1. Gooooood afternoon, welcome to Patison Airlines Flight 3492 to Seattle. We have lovely flying conditions out in the skies today, and OHMYFUCKINGGOD NO NO NO NO NO NO NO OH MY GOD NO NO NO OK sorry about that folks it's back in its cage. Tricky devil figured out how to open locks.
2. Hello, this is your captain speaking. If anyone on the plane has a sorta knob thing, like a button, about 3 centimeters wide, pentagon-ish in shape, please bring it up to the cockpit so we can see if it replaces the one we broke.
3. You ever feel like no matter how much you sleep, you're never well-rested?
4. Attention passengers who chose fish as the dinner option tonight: I have some potentially tragic news. Everyone who chose chicken can just zone out for the next couple minutes.
5. I really don't think now is the time to FINE FINE I'll do it AHEM hey everyone, my co-pilot Rick here is single and ready to mingle. He's a swell guy and RickpleaseIdon'twanttokeepFINE his pager number if 661-
6. In case of an emergency, your seat cushion floats or something. It's not gonna make much of a difference, to be honest. In those final moments, as we're hurtling toward the cold, unforgiving sea, the last thing you're gonna give a shit about is unhooking and holding onto your farty seat cushion. ANYWAY seatbelts should be worn at all times during
7. Now I know your ticket says non-stop to Pittsburgh, but I'm gonna make a quick detour to Cleveland to say hi to someone. Super quick. I'm leaving the engine on, too, so we won't have to wait around or anything when I get back. You can exit the plane in Cleveland for snacks or whatever if you think you can make it back before me, but I seriously doubt it because I am going to be QUICK.
8. Okay, I just locked the door to the cockpit and finally feel safe enough to say that THERE IS ONE MORE FLIGHT ATTENDANT ON THIS PLANE THAN THERE SHOULD BE. ONE OF THE FLIGHT ATTENDANTS IS A FRAUD. PLEASE SORT THIS AMONGST YOURSELVES WHILE I FLY THE PLANE.

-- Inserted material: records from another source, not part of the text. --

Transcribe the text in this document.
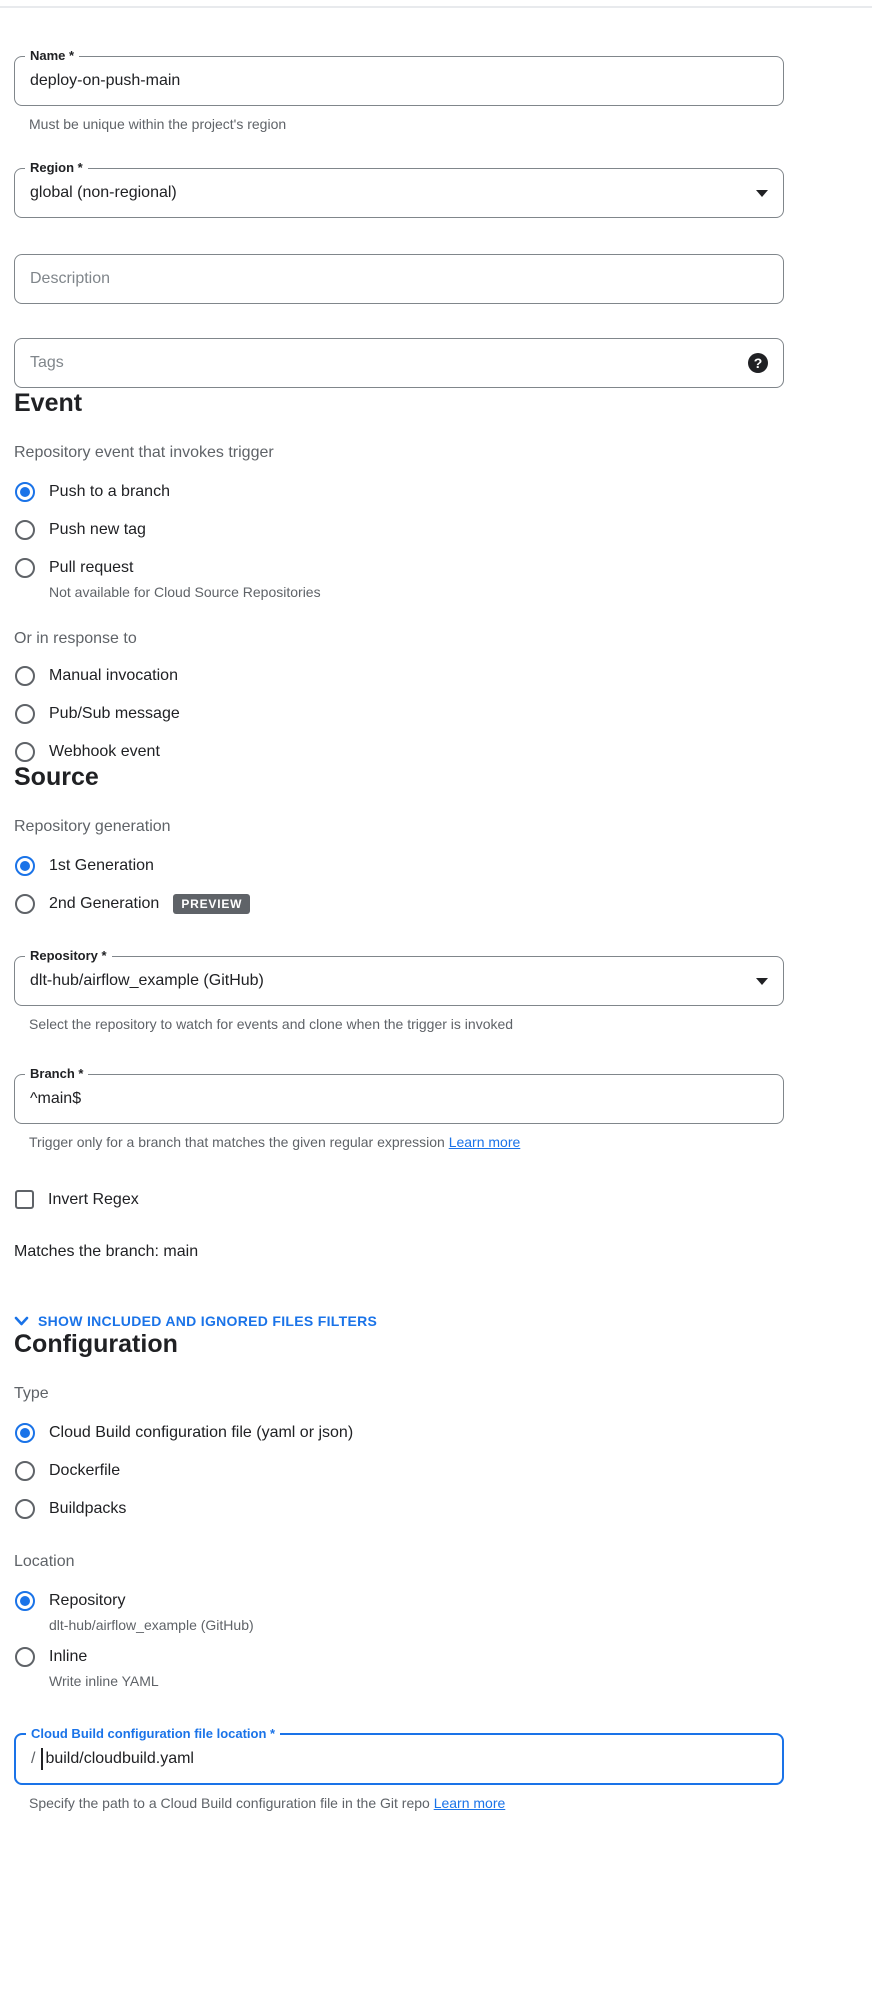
Name *
deploy-on-push-main
Must be unique within the project's region
Region *
global (non-regional)
Description
Tags	?
Event
Repository event that invokes trigger
Push to a branch
Push new tag
Pull request
Not available for Cloud Source Repositories
Or in response to
Manual invocation
Pub/Sub message
Webhook event
Source
Repository generation
1st Generation
2nd Generation	PREVIEW
Repository *
dlt-hub/airflow_example (GitHub)
Select the repository to watch for events and clone when the trigger is invoked
Branch *
^main$
Trigger only for a branch that matches the given regular expression Learn more
Invert Regex
Matches the branch: main
SHOW INCLUDED AND IGNORED FILES FILTERS
Configuration
Type
Cloud Build configuration file (yaml or json)
Dockerfile
Buildpacks
Location
Repository
dlt-hub/airflow_example (GitHub)
Inline
Write inline YAML
Cloud Build configuration file location *
/ build/cloudbuild.yaml
Specify the path to a Cloud Build configuration file in the Git repo Learn more
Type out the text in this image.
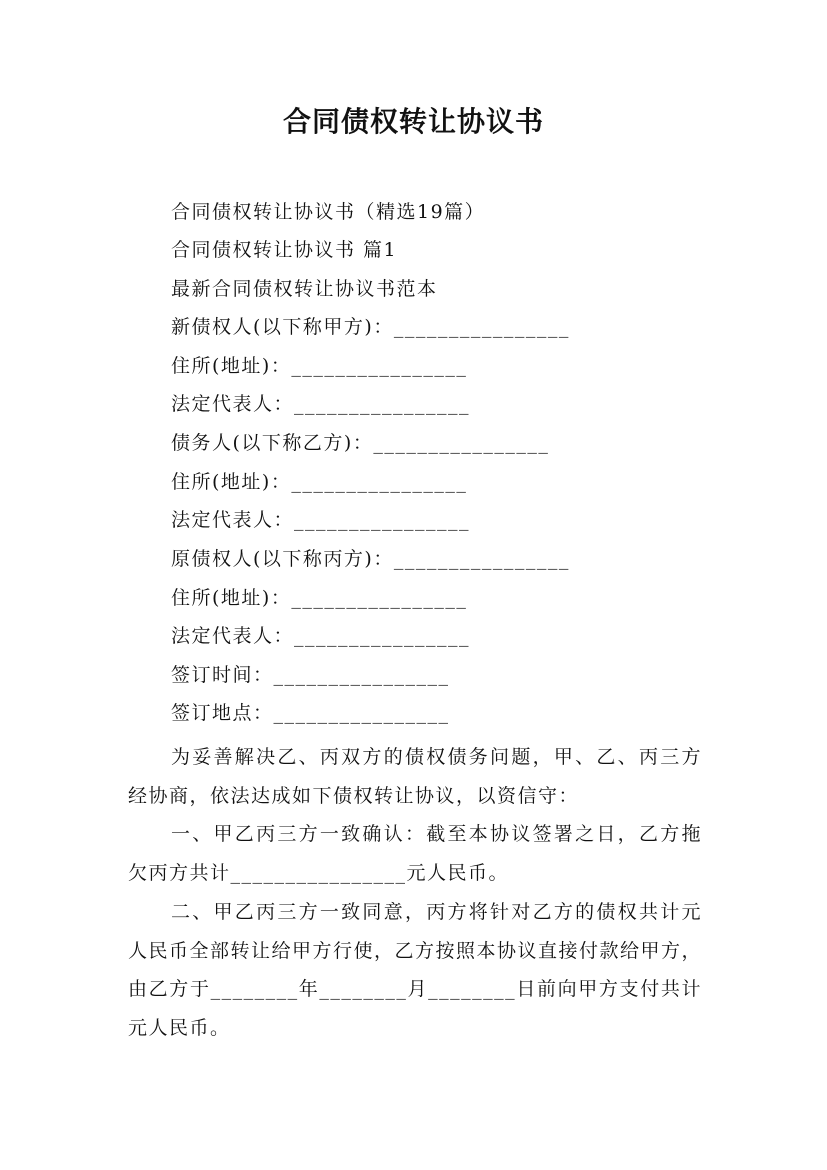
合同债权转让协议书
合同债权转让协议书（精选19篇）
合同债权转让协议书 篇1
最新合同债权转让协议书范本
新债权人(以下称甲方)：________________
住所(地址)：________________
法定代表人：________________
债务人(以下称乙方)：________________
住所(地址)：________________
法定代表人：________________
原债权人(以下称丙方)：________________
住所(地址)：________________
法定代表人：________________
签订时间：________________
签订地点：________________
为妥善解决乙、丙双方的债权债务问题，甲、乙、丙三方经协商，依法达成如下债权转让协议，以资信守：
一、甲乙丙三方一致确认：截至本协议签署之日，乙方拖欠丙方共计________________元人民币。
二、甲乙丙三方一致同意，丙方将针对乙方的债权共计元人民币全部转让给甲方行使，乙方按照本协议直接付款给甲方，由乙方于________年________月________日前向甲方支付共计元人民币。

9. A little birdie told me that we have a celebrity sitting in First Class on today's flight! And another little birdie told me that if I ever take off this pair of underwear, my family will burn for their sins. Hold on, everybody shut up; so many birds are trying to talk to me right now through the windshield.
10. For those of you who have never flown before, guess what? Neither have I. Consider this our last night as sky virgins. And, if everything goes well with that stewardess whose name I can't remember, you know the kinda bald one, then this'll be my last night as a land virgin, too.